There have always been players in the NBA who are just better than everyone else currently playing. In the mid-1990s, Michael Jordan was that player who stopped a lot of superstars from winning the championship because he was just too good.
Superstars like Karl Malone, John Stockton, Charles Barkley and Reggie Miller were all victims of circumstance. If any of them had the slightest opportunity to win a ring, they could have.
But because of Jordan dominating that era, they couldn't.
I'm not going to make any player comparisons, but we are in the midst of experiencing a similar situation, but with the Miami Heat. LeBron James is the best player in the world right now and it's not even close, and his team has reached the NBA Finals for the third consecutive year in a row.
Perhaps we are witnessing an era where James and the Heat are in the same position as Jordan's Chicago Bulls. They haven't dominated the playoffs like the 1990s Bulls, but they are still the most dominant team in the league and have silenced doubters every passing round.
Unfortunately, that doesn't bode well for the rest of the superstars in the league. There are handfuls of great players who might not ever win a championship in this era, primarily because of the Heat's dominance.
Carmelo Anthony's career has seen its ups and downs, but it's mainly been down. He's one of the best scorers—if not the best—in the league, but that's been the only thing he's been doing at a high level since coming into the league.
In his 10 years in the league, Anthony has only passed the first round of the playoffs twice and reached the Western Conference Finals once. For his career, Anthony has averaged 25.0 points per game and 6.4 rebounds per game on 45.6 percent shooting from the field, which also includes six All-Star selections and a scoring title this year (per Basketball Reference).

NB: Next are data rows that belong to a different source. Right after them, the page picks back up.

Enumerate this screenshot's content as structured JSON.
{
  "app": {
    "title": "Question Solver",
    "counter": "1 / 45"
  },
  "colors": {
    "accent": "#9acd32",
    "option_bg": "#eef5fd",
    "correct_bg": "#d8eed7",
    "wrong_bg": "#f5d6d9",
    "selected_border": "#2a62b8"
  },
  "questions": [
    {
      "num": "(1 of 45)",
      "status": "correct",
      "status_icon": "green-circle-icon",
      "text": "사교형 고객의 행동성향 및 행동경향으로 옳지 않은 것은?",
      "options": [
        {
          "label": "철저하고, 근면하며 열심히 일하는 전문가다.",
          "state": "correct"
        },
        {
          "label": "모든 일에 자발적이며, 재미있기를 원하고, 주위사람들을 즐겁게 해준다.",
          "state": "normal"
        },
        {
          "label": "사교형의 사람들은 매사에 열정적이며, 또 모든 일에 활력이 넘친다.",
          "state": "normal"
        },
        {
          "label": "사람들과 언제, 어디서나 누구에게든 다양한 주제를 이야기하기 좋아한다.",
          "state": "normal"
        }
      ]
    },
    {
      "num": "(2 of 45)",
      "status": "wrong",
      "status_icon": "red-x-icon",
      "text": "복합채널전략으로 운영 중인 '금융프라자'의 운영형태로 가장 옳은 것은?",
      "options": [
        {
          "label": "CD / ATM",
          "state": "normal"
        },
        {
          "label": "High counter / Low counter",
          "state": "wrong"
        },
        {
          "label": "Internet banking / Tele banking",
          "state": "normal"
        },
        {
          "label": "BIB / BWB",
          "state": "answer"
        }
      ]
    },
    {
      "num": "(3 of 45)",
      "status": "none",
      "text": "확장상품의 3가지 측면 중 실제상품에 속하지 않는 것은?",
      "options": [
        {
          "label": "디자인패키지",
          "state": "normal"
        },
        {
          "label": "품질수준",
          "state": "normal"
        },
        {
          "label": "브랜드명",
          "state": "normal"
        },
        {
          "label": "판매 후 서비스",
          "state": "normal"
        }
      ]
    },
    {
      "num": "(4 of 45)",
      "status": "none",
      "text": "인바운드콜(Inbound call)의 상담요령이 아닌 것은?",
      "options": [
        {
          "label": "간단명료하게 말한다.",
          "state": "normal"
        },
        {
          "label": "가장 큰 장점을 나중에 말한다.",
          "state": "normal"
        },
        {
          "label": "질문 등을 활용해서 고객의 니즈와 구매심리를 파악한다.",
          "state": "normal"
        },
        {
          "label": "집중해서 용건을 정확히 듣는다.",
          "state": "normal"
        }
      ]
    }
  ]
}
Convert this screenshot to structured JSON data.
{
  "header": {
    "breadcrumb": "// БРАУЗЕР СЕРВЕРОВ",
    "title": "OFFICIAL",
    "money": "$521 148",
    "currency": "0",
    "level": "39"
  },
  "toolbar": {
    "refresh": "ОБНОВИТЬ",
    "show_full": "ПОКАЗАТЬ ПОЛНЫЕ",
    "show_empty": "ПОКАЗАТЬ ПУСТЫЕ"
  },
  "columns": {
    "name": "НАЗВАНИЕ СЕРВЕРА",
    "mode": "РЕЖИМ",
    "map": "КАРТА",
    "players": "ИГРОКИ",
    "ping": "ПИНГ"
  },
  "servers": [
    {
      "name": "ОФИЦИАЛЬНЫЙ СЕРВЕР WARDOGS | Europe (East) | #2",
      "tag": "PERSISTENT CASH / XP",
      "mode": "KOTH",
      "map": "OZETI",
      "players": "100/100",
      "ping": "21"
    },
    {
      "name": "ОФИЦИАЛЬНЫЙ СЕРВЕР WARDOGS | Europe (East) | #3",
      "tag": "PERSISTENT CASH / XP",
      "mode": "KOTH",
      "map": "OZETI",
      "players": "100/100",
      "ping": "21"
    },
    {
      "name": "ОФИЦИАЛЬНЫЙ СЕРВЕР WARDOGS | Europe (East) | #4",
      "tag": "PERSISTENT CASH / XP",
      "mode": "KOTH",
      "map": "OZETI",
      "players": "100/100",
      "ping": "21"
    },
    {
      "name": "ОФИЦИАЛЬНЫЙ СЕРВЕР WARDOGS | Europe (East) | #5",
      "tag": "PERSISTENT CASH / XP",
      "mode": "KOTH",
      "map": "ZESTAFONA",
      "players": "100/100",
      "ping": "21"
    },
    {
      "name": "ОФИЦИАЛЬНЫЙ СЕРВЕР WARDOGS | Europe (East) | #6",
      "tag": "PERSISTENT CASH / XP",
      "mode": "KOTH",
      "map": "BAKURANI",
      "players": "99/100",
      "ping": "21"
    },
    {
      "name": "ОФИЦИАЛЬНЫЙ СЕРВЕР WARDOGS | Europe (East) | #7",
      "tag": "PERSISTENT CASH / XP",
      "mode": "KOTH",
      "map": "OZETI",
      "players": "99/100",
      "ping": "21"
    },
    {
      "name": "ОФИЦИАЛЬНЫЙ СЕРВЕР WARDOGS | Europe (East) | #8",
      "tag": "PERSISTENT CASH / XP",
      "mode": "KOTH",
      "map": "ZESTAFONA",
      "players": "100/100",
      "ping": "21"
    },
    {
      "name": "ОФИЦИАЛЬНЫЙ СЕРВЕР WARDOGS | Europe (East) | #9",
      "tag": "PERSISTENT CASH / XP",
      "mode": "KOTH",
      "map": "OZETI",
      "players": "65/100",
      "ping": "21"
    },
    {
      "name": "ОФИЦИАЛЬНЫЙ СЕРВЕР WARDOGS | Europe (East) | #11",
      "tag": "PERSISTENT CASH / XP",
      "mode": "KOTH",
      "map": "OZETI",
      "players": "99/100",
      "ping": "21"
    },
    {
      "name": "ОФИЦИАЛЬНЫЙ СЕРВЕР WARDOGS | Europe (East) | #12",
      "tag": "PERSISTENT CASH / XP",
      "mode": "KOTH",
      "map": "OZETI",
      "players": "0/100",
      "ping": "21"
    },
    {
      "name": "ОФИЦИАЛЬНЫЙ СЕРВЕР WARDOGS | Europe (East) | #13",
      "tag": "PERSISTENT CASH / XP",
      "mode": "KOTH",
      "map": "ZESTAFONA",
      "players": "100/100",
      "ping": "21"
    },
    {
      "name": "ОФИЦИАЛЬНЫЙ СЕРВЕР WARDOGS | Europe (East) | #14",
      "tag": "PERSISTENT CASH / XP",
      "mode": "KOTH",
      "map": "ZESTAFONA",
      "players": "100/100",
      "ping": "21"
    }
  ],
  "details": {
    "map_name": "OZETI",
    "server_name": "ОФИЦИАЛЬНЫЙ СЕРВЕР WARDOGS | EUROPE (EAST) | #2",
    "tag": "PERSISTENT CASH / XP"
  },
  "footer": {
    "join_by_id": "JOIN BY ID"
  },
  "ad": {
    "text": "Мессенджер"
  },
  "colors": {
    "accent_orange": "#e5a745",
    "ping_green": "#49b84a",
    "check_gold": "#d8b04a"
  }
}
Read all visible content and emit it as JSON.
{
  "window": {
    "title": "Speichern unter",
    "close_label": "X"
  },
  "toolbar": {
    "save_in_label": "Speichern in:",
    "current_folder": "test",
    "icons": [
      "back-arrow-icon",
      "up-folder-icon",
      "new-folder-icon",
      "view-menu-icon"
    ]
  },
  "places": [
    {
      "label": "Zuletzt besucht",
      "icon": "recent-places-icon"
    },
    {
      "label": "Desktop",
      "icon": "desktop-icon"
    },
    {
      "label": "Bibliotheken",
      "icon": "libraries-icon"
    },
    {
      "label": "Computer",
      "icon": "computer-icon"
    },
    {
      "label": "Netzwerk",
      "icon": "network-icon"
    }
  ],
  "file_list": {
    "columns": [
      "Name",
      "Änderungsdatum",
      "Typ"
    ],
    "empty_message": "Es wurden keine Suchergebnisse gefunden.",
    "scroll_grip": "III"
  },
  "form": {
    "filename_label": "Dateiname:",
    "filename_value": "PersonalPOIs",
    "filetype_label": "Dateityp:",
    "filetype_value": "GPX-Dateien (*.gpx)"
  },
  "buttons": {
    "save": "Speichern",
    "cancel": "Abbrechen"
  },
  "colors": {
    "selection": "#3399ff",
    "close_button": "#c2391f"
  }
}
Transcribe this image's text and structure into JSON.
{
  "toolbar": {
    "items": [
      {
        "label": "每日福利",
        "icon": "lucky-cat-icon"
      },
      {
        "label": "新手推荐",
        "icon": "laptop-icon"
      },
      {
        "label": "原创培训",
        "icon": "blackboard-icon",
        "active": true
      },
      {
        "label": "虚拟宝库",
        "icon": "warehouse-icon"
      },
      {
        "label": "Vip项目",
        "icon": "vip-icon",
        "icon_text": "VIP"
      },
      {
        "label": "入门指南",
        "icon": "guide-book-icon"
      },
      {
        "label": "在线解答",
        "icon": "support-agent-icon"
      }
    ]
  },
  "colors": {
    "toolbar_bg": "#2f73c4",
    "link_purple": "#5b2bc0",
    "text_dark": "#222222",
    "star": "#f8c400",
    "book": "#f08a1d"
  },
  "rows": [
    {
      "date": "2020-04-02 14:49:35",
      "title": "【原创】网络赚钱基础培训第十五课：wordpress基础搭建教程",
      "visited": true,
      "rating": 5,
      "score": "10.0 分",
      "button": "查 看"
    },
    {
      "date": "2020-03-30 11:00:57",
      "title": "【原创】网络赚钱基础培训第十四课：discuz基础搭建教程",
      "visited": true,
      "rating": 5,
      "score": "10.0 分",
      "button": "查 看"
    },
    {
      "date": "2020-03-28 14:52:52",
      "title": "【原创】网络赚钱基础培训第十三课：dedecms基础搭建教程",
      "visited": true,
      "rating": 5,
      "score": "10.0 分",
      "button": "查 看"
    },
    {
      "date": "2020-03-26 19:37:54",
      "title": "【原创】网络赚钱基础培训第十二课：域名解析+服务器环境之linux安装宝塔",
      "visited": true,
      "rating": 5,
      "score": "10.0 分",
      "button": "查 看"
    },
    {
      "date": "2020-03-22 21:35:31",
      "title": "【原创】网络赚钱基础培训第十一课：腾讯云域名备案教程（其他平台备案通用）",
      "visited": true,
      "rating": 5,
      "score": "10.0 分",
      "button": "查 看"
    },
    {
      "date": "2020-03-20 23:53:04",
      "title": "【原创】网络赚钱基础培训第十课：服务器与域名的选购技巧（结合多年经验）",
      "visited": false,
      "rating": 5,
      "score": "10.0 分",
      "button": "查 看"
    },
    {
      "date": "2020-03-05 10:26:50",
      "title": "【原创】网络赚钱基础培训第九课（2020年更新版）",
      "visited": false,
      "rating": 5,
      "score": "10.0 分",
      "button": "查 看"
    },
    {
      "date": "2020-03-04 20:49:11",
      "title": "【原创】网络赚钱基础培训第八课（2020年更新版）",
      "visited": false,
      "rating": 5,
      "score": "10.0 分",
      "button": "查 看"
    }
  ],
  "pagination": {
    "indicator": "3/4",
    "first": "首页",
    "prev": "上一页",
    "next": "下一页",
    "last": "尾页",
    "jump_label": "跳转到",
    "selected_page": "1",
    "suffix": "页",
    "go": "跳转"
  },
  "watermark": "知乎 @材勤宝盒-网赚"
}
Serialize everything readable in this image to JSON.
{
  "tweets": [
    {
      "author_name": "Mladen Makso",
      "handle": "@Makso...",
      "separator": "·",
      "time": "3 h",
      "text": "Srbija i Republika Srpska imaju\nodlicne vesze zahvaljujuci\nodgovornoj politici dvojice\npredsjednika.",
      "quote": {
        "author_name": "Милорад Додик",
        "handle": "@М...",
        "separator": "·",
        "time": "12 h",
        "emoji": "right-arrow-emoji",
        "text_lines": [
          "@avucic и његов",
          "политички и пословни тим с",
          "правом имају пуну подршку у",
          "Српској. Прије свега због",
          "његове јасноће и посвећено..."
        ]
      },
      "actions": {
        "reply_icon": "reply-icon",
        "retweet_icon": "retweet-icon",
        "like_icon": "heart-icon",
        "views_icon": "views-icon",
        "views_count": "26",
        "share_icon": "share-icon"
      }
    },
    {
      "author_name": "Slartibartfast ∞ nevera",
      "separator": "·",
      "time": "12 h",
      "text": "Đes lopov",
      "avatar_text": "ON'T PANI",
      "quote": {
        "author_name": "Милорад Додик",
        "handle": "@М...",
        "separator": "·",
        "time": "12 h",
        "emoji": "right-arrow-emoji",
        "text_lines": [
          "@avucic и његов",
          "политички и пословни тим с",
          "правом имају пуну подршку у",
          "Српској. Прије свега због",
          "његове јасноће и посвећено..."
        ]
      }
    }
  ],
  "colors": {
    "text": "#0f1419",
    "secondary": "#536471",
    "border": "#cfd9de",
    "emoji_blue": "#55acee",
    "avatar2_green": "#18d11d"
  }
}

This season, he's been with the best and most experienced squad of players that has ever been around him, but he still couldn't carry them past the second round of the playoffs over the Indiana Pacers.
The blame shouldn't be on Anthony. But when his career is over and he doesn't win a ring, people will remember him as just another one-dimensional scorer who never experienced team success.
Chris Paul's impending free-agency decision will be the most important event this summer, but he's still undecided on where to go.
Paul is a top-two point guard in the league, and the only other point guard who can be put in the same category as him is Tony Parker. However, Paul got dealt to the Los Angeles Clippers two years ago and he proceeded to give new life to a struggling franchise. In the past two years, he has led the Clippers to the playoffs, but his team fell short on both occasions.
As great of a player as he is, Paul has experienced similar postseason frustrations—just like Anthony.
Fortunately, Paul's window is still wide open. He's only 28 years old and at the peak of his prime, but his recent postseason failures and questionable faith in the Clippers organization will probably mean he won't win a ring in the near future.
Dwight Howard is in the same situation as Paul. He's unsure if he could win a title with the current Los Angeles Lakers roster. In just a few years, Howard went from the best center in the league to a perennial drama queen.
In nine seasons, Howard has averaged 18.3 points, 12.9 rebounds and 2.2 blocks per game on 57.7 percent shooting from the field. He's a seven-time All-Star, five-time All-NBA first-teamer and three-time Defensive Player of the Year. Howard's resume is already Hall of Fame worthy, but that championship ring has eluded him for the past few years.
After carrying a weak Orlando Magic team to the 2009 Finals, Howard has yet to reach that plateau again.
Howard will turn 28 midway through the 2013-14 season, and his time is running short. It's hard to see him winning a title with the Lakers any time soon, especially with the Western Conference being as competitive as ever. He may not even have a chance to battle it out against the Heat if he never gets to the Finals again.
Deron Williams may have had an off year, but he still managed to bounce back as the season progressed and finish with averages of 18.9 points and 7.7 assists per game.
The worst thing that happened to Williams was that he landed in the Eastern Conference. As the leader of one of the best teams in the East this year and in future years, there's a very high chance that they would have to go through the Heat if they want to have a shot at winning the title.
But this offseason didn't exactly start on a positive note for the Brooklyn Nets. Management fired another coach and hired the recently retired Jason Kidd (via USA Today).
For a team whose ceiling is relatively low and has six-time All-Star Joe Johnson showing signs of age at 31 years old, hiring someone with no coaching experience might not have been the smartest move.